Mayor George Lawlor makes a presentation to David Agler

Mayor George Lawlor makes a presentation to David Agler

Mayor George Lawlor makes a presentation to David Agler

The retiring artistic director of Wexford Festival Opera, David Agler took his final bow on stage in the National Opera House on Sunday night before being honoured by the Borough District Council at a civic reception in the Talbot Hotel.

As the curtain came down on the 68th Festival with a double bill performance of La Cucina and Adina, the audience joined with the cast and company in singing Old Lang Syne and an emotional Mr. Agler formally passed the baton to his successor and longstanding associate Rosetta Cucchi.

Thanking the 'volunteer core' of the Festival for everything they do, Mr. Agler said 'thank you for the friendship you have given me over these many years'.

Ms. Cucchi said she was 'honoured to succeed David who has been a great mentor and a great friend'.

'I hope I will be able to give to Wexford what Wexford has given to me over the years', she said.

Afterwards, hundreds of people attended the civic reception which was specially combined with the annual voluntary workers' after-party, to celebrate the end of a successful Festival and honour the departing artistic director who spent 15 successful years at the helm.

The Mayor of Wexford Cllr. George Lawlor told the many volunteers present that without their contribution, the 'annual miracle' that is Wexford Festival would not be possible.

'On behalf of the people of Wexford, I want to thank you for the wonderful work you do', said the Mayor who appeared in an Opera Festival production of Puccini's Edgar as a boy soprano in 1980.

Cllr. Lawlor thanked the volunteers for 'allowing us to gate-crash your final night party' to hold the special civic celebration for Mr. Agler who became 'an enthusiastic member of the Wexford community' during his time here.

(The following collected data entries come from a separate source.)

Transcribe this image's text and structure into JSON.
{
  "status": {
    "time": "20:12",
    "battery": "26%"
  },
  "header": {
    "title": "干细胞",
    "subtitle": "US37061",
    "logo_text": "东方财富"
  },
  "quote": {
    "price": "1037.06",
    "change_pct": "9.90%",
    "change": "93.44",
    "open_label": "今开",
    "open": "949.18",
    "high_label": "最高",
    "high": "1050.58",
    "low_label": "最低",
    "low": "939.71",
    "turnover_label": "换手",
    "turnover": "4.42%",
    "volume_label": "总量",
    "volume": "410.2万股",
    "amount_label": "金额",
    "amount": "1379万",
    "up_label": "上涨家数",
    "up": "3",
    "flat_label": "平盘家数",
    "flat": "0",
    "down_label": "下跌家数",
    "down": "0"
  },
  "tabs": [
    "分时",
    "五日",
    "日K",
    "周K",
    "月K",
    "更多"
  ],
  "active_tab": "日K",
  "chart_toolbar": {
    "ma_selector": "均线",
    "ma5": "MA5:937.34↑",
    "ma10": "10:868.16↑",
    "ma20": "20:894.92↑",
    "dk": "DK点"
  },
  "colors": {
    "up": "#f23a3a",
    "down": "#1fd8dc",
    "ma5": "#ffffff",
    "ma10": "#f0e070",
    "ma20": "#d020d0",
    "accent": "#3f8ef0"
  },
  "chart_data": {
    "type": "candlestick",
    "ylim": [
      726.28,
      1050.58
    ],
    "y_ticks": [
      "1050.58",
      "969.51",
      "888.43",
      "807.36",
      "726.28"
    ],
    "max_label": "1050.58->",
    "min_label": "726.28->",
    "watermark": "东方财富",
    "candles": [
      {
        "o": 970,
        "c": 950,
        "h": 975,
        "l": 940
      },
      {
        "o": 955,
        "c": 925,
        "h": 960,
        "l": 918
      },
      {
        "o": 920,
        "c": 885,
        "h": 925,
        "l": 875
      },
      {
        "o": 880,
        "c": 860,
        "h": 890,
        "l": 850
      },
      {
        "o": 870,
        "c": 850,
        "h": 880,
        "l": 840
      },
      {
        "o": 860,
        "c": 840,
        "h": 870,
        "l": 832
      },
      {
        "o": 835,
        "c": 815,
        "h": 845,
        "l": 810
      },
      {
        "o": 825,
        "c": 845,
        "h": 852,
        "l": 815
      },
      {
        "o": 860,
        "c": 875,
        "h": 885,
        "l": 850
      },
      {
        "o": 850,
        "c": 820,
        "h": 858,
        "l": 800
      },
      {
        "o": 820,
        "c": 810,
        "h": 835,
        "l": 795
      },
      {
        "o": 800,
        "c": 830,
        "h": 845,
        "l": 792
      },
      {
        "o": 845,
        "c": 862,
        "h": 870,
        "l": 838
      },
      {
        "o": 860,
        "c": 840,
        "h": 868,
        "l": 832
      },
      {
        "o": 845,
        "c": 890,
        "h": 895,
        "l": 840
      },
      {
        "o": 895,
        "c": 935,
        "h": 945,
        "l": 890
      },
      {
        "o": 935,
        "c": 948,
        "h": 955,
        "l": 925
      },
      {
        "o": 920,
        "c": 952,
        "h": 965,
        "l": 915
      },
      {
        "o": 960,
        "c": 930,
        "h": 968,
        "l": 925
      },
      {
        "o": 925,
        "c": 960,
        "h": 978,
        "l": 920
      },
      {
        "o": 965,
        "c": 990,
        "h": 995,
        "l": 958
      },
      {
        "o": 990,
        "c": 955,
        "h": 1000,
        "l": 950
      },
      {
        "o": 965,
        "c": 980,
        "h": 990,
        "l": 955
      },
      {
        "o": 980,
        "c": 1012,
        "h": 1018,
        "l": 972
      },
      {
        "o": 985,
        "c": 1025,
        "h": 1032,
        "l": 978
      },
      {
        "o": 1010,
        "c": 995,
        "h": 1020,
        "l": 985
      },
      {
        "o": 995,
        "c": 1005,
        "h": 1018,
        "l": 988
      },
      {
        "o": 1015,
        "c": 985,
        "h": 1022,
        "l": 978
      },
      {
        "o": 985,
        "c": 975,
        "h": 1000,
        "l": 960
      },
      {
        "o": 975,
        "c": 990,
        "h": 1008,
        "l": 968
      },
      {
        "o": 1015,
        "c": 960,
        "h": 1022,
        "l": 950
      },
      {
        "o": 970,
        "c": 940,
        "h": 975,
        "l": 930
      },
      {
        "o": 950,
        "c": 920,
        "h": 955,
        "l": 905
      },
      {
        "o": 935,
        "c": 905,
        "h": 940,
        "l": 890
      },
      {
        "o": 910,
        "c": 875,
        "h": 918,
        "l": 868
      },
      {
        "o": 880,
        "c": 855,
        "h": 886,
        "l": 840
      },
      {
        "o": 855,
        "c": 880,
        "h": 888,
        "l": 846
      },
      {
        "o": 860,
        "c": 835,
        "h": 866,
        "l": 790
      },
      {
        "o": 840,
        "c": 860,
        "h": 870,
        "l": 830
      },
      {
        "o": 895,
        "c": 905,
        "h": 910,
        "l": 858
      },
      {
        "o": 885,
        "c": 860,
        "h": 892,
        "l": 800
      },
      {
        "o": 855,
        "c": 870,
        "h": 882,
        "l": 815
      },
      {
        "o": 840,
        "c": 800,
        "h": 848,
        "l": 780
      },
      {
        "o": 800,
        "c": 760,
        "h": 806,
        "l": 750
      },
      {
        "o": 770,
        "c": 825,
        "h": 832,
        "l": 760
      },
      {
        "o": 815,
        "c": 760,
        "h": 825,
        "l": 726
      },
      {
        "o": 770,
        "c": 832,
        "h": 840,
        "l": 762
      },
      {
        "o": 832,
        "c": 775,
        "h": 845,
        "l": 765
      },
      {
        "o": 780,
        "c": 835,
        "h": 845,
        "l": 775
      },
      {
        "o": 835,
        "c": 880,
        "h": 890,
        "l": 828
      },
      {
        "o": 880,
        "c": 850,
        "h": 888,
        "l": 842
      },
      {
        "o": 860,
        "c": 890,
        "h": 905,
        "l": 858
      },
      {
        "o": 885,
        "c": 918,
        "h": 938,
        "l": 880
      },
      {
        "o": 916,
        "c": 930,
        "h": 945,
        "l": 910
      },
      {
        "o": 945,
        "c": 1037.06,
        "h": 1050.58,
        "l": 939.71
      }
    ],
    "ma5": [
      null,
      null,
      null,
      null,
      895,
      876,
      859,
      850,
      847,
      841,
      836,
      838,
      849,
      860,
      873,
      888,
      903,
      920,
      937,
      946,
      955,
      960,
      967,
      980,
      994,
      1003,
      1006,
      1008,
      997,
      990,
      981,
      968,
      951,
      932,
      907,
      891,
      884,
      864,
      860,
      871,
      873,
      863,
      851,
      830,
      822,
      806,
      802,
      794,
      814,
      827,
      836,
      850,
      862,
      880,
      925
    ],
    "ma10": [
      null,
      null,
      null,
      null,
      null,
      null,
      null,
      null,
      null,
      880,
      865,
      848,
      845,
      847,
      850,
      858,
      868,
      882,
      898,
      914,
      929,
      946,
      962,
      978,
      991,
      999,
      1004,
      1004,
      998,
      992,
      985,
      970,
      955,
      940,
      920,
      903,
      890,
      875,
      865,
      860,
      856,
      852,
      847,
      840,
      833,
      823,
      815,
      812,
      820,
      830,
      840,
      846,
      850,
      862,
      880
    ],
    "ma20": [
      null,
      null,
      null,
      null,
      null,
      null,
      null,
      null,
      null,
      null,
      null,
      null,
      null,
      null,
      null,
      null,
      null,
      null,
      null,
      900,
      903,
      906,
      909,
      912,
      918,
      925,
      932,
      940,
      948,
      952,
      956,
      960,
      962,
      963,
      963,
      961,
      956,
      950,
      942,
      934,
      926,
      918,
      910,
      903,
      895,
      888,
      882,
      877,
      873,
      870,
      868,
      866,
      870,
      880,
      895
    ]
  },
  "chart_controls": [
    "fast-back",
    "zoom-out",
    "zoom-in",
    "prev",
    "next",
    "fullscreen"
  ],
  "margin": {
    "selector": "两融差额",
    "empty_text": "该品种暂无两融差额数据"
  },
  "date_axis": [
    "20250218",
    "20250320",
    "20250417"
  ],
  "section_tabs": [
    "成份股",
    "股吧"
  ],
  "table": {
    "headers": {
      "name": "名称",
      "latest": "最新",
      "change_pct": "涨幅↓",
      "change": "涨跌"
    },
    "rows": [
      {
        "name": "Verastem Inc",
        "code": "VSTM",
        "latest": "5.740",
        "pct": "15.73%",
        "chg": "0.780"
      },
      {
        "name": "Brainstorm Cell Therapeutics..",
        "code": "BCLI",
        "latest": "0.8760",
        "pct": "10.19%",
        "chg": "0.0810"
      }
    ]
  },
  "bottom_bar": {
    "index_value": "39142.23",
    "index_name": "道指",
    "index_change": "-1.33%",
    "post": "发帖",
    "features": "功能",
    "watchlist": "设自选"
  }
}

'Your passion for Wexford Festival led to productions that will be remembered by opera fans around the world', he said.

The Mayor said Mr. Agler had been a linchpin to the Opera Festival during dark days following the sudden death of the former CEO Jerome Hynes and brighter times such as the opening of the National Opera House in High Street.

'We wish you well as you head home after 52 years on the road and we wish Rosetta every success in the coming years. We wish you every joy as you return home and reflect on a career of excellence', he told Mr. Agler who grew up in Indiana, USA and lives in Canada.

Mr. Agler offered his 'deepest thanks to the people of Wexford.'

The thing that will be most precious to me was my relationship to this town', he said.

Both he and the former Artistic Director Elaine Padmore who attended the Festival over the weekend, 'would say that the happiest days of our lives were the days in Wexford', he added.

2019 Wexford Festival Opera Volunteer of the Year, Eleanor White spoke on behalf of the voluntary workers and thanked the Mayor for hosting the function.

'There are over 400 of us and I am very privileged to speak of behalf of them tonight. I am very proud to be a volunteer of the Festival'. she said.

This year's Festival ran for 13 consecutive days with 41 public events, most of which were sold out.

Millions of people throughout the world were treated to a taste of the award-winning event through a live stream of Antonio Vivaldi's Dorilla in Tempe on Saturday night via rte.ie/culture and a live national and international radio broadcast by RTE lyric fm and the European Broadcasting Union.

Dorilla in Tempe was also live-streamed into three Irish Irish cinemas.

The public can continue to enjoy a taste of the Opera Festival during November on Opera Night with Paul Herriot on Saturdays on RTE lyric fm at 7 p.m.